I have an application that uses a SQL server (2008 R2) database and we are periodically having performance problems with the application and it coincides with our 15-minute transaction log backups.

The application controls latency sensitive industrial machinery and we are finding that when the system has a high transaction volume occurring, the application has queries that run too long (>5 seconds for a brief period of time). These queries only run slow at the same time when the transaction log backups are happening so it appears to be related to the transaction log backups. When the system is performing without problems, our transaction log backups take 2-4 seconds and when we are under a heavier load and we have problems they are taking 6-7 seconds. That apparently is just enough to cause some FIFO message dispatch queues to fill up on the application.

First of all I was under the impression that transaction logs should be pretty transparent to the application, with no locking or anything else going on.
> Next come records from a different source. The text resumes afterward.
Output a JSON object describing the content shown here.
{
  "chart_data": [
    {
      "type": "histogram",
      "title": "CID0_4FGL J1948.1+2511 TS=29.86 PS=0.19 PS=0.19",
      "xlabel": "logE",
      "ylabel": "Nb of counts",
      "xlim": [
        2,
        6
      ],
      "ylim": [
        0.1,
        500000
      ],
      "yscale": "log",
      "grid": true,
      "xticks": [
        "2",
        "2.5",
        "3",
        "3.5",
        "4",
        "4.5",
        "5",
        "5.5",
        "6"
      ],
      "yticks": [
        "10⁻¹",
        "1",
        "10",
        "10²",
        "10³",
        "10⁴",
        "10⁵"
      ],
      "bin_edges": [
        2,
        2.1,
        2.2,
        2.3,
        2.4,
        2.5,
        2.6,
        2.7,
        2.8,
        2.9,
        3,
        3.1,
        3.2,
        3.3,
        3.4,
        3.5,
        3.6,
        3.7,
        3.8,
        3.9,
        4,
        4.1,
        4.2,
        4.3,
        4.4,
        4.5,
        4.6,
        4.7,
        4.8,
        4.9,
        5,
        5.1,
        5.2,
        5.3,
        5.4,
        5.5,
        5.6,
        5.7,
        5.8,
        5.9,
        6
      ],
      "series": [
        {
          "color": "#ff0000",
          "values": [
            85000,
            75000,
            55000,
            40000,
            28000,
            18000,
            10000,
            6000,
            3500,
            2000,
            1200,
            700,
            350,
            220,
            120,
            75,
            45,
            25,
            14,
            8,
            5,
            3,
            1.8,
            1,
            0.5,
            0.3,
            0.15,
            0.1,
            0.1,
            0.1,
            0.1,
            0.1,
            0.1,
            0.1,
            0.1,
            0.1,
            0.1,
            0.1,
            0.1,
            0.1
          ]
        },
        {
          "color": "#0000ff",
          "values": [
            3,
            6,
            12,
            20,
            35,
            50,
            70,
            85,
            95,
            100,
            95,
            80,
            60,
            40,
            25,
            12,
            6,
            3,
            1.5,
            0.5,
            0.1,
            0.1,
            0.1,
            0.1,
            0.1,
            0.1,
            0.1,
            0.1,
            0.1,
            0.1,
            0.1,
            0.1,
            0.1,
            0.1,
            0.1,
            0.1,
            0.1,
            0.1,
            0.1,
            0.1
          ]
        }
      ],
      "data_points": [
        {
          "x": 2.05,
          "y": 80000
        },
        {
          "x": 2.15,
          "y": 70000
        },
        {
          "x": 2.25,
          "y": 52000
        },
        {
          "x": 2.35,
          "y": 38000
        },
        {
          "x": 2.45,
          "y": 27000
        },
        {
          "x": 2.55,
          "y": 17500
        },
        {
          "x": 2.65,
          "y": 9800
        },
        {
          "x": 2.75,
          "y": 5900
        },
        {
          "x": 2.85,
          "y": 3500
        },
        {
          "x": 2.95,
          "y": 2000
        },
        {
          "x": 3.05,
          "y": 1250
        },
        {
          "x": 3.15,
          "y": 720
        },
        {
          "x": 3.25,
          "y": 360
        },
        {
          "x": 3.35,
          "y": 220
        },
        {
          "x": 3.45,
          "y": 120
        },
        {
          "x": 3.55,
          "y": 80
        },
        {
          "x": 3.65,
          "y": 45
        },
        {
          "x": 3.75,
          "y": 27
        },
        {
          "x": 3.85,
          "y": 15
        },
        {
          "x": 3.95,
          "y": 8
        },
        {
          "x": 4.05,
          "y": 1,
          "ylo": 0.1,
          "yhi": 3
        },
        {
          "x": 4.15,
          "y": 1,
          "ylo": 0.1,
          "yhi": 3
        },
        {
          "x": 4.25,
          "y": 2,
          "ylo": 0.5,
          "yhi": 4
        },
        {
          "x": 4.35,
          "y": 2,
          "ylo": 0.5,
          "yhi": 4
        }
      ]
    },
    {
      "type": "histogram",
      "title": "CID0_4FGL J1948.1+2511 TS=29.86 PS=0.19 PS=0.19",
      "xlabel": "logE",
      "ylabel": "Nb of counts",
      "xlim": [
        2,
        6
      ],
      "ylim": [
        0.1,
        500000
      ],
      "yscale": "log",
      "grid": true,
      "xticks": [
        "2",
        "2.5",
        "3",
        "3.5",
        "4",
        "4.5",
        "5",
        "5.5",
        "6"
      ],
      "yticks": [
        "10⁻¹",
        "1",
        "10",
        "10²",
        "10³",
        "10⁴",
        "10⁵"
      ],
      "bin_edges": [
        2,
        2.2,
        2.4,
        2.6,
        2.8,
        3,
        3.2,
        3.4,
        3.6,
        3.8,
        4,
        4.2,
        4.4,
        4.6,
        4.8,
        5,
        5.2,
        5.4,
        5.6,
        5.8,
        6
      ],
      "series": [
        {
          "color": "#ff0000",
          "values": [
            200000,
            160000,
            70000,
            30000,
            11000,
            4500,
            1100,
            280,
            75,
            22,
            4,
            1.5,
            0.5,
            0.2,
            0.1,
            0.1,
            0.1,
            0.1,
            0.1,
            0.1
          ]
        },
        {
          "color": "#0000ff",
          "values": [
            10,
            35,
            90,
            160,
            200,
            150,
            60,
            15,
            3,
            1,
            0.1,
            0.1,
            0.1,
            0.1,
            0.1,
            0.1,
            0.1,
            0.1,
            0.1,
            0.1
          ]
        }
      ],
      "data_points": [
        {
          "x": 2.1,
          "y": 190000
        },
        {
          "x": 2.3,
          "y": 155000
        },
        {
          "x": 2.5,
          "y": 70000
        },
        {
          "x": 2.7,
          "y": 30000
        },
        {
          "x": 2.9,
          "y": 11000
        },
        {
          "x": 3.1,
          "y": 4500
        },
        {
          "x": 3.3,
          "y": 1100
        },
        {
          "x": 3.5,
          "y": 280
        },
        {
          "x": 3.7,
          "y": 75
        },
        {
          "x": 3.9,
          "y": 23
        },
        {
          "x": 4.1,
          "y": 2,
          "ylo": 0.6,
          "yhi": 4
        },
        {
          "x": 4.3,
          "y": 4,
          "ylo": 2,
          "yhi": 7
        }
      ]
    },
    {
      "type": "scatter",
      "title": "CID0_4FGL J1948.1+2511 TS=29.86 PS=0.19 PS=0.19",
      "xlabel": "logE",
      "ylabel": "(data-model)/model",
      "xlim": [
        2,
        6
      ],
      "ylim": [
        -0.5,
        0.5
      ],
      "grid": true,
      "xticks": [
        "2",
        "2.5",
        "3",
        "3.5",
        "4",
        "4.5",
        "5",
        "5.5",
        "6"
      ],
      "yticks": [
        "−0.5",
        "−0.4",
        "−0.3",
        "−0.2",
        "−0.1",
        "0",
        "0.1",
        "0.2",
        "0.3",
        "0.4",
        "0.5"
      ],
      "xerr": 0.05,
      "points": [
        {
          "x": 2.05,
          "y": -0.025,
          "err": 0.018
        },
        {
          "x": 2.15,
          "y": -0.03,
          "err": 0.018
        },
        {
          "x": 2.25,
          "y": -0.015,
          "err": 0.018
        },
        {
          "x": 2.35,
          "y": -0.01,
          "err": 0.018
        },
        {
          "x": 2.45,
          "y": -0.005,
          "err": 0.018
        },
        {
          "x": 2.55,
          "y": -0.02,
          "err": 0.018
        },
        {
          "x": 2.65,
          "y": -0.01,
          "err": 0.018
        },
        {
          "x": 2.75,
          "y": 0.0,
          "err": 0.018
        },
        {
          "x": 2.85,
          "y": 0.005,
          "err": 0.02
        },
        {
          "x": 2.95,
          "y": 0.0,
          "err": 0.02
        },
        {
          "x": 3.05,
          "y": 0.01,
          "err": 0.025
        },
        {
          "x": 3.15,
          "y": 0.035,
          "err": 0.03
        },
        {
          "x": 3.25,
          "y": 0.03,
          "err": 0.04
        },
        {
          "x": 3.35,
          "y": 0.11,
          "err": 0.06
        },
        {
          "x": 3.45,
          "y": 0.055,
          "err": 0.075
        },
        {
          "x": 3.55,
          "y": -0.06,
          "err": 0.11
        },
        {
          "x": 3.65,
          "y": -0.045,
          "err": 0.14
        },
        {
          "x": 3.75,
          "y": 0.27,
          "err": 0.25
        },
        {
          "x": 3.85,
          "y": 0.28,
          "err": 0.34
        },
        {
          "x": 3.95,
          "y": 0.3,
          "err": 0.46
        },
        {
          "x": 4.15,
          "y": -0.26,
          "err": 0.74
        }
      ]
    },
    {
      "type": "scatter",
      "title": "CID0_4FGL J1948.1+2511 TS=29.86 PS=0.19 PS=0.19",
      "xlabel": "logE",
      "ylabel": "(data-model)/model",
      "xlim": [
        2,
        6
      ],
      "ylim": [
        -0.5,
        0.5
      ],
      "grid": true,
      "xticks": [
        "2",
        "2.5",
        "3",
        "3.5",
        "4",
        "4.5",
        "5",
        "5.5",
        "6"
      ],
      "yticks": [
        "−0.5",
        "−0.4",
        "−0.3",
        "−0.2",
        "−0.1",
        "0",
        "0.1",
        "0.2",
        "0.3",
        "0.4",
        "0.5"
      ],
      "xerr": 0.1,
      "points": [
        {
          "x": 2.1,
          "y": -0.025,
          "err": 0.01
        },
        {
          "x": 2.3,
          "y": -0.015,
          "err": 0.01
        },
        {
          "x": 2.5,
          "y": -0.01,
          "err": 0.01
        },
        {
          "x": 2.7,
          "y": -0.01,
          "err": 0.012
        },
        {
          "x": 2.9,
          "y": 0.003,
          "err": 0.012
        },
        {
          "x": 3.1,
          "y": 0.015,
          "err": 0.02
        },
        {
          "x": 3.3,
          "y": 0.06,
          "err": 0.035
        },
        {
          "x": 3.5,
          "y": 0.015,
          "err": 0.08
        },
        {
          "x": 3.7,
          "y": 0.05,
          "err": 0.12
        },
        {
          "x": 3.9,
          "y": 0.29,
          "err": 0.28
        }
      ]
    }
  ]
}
Does this point to some kind of IO contention as being invoved if we are seeing database latency when we are doing the transaction log backup. What are the pros and cons of moving to something like a 5-minute transaction log backup cadence instead of 15-minute?

Disk backend is a NetApp FAS2220 with a bunch of 600 GB 10k SAS drives. The DBA is convinced that this is an application problem and not a database problem so I need to know how to troubleshoot this to either being a problem with the application or the database.

TLDR: Database or application latency seen under heavy load during transaction log backup. How to troubleshoot and resolve?

Best Answer

It sounds like your transaction log probably has a lot of VLFs on it which causes the SQL Server to take a hit when doing the transaction log backups. You can find this out by running

use {MyDatabase}
GO
DBCC LOGINFO
GO

The important part to look at is the number of rows which are returned. If there are more than about 100 rows returned then you've got problems (please comment with the number of rows that are returned).

The fix is pretty easy. Make a note of the size of the transaction log. Shrink the transaction log down to as small as possible (the above command will return 2 rows). This is done using the DBCC SHRINKFILE command. You may need to run the shrink command a few times to get it small enough. Try waiting a minute between shrink commands for the logs to cycle and run a log backup just before running the shrinkfile command.

DBCC SHRINKFILE (2,1)
GO

Then once the transaction log file is as small as possible grow the file in 8000 meg chunks using either the GUI in SQL Server Management Studio or by using the ALTER DATABASE command.

ALTER DATABASE MyDatabase
MODIFY FILE (name='MyLogFile', FILESIZE=8000MB)
GO

If you need the file to be larger than 8000 Megs do 8000 megs in size, then 16000 megs in size, then 24000 megs in size always growing 8000 megs at a time. Compared to the prior size of the transaction log grow the low to the 8000 meg mark past the size that the log was.

If this doesn't do the trick let me know.